Van Halen III
This is a tale of three vocalists and the guitar player who hired them. Van Halen I (1978-85): David Lee Roth was a bozo who couldn’t sing, but at least he was entertaining. Van Halen II (1985-96): Sammy Hagar was a bozo who could sing, but his by-the-numbers songwriting made Roth sound positively profound.
Which brings us to Van Halen III (1997-?), and new singer and lyricist Gary Cherone. Formerly of middling arena-rock band Extreme, Cherone sounds disconcertingly like Hagar, full of spleen-busting bluster and incapable of understatement. Though Van Halen III is conspicuously lacking in the frat-boy tomdroolery that so enamored Roth and Hagar to fans, it still contains its share of baying at the moon. “Press against your lips,” Cherone heaves as he closes in on a one-night stand in “From Afar,” “taste the sweetness of your breath.”

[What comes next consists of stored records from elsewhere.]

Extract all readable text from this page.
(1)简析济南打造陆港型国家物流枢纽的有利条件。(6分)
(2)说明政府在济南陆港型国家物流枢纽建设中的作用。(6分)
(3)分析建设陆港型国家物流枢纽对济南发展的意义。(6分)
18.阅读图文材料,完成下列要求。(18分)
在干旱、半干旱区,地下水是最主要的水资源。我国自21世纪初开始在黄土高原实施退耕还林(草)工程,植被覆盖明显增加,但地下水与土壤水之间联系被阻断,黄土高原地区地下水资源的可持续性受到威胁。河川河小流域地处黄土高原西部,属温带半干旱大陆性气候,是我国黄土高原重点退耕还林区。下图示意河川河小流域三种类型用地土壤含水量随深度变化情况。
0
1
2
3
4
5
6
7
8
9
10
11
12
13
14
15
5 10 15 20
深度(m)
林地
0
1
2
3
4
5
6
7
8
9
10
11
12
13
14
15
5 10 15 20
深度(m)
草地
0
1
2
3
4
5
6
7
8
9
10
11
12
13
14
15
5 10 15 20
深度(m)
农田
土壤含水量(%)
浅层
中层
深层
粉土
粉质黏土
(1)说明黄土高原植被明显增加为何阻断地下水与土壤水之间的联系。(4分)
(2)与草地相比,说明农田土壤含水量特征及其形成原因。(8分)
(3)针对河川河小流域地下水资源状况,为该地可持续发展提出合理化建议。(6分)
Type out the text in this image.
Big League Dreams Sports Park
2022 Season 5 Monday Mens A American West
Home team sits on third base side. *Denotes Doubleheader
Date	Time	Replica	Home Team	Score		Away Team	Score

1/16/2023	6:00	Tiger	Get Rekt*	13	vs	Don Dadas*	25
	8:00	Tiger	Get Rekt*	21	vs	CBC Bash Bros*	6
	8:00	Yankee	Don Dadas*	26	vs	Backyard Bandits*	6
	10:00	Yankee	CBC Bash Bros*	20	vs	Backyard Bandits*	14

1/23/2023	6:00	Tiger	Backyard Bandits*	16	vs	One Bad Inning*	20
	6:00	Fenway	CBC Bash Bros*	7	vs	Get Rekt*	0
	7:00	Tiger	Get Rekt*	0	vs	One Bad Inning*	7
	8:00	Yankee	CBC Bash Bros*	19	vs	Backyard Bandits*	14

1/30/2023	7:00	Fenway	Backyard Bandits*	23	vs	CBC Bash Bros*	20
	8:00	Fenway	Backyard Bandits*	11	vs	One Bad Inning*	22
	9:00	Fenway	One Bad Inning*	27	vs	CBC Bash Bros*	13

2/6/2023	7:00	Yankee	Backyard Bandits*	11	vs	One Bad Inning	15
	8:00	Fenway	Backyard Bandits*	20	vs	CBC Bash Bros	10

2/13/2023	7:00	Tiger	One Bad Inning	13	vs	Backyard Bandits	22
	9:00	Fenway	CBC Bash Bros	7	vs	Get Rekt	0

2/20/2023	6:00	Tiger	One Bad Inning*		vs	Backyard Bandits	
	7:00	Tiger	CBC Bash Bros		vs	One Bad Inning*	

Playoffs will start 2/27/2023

Every Van Halen singer has had the extreme good fortune to be associated with one of the virtuoso pop-music talents of the last twenty years, guitarist Eddie Van Halen, who has learned how to put his six-string artillery in the service of an increasingly broad range of songs. But ever since the commercial breakthrough of 1984, his ambitions have outrun his band’s ability to execute them. Cherone has one speed as a singer on III — pained exertion — and longtime bassist Michael Anthony and drummer Alex Van Halen sound as though they’re lumbering at any tempo. When the band plays it heavy, it mires itself in a Seventies tar pit, with only the chorus of “Without You” achieving any sort of pop resonance. Instead, the most thrilling moments are when Eddie Van Halen waves goodbye to the songs with his gloriously warped solos or when he abandons the notion of hard rock altogether. “Once” is an ambient piano-and-synth track with a lonely guitar circling overhead, and “How Many Say I” finds the guitarist singing in a disarmingly appealing, nicotine-stained voice over a moody piano melody. One can only hope this last number is a prelude to Eddie Van Halen I: The Solo Album.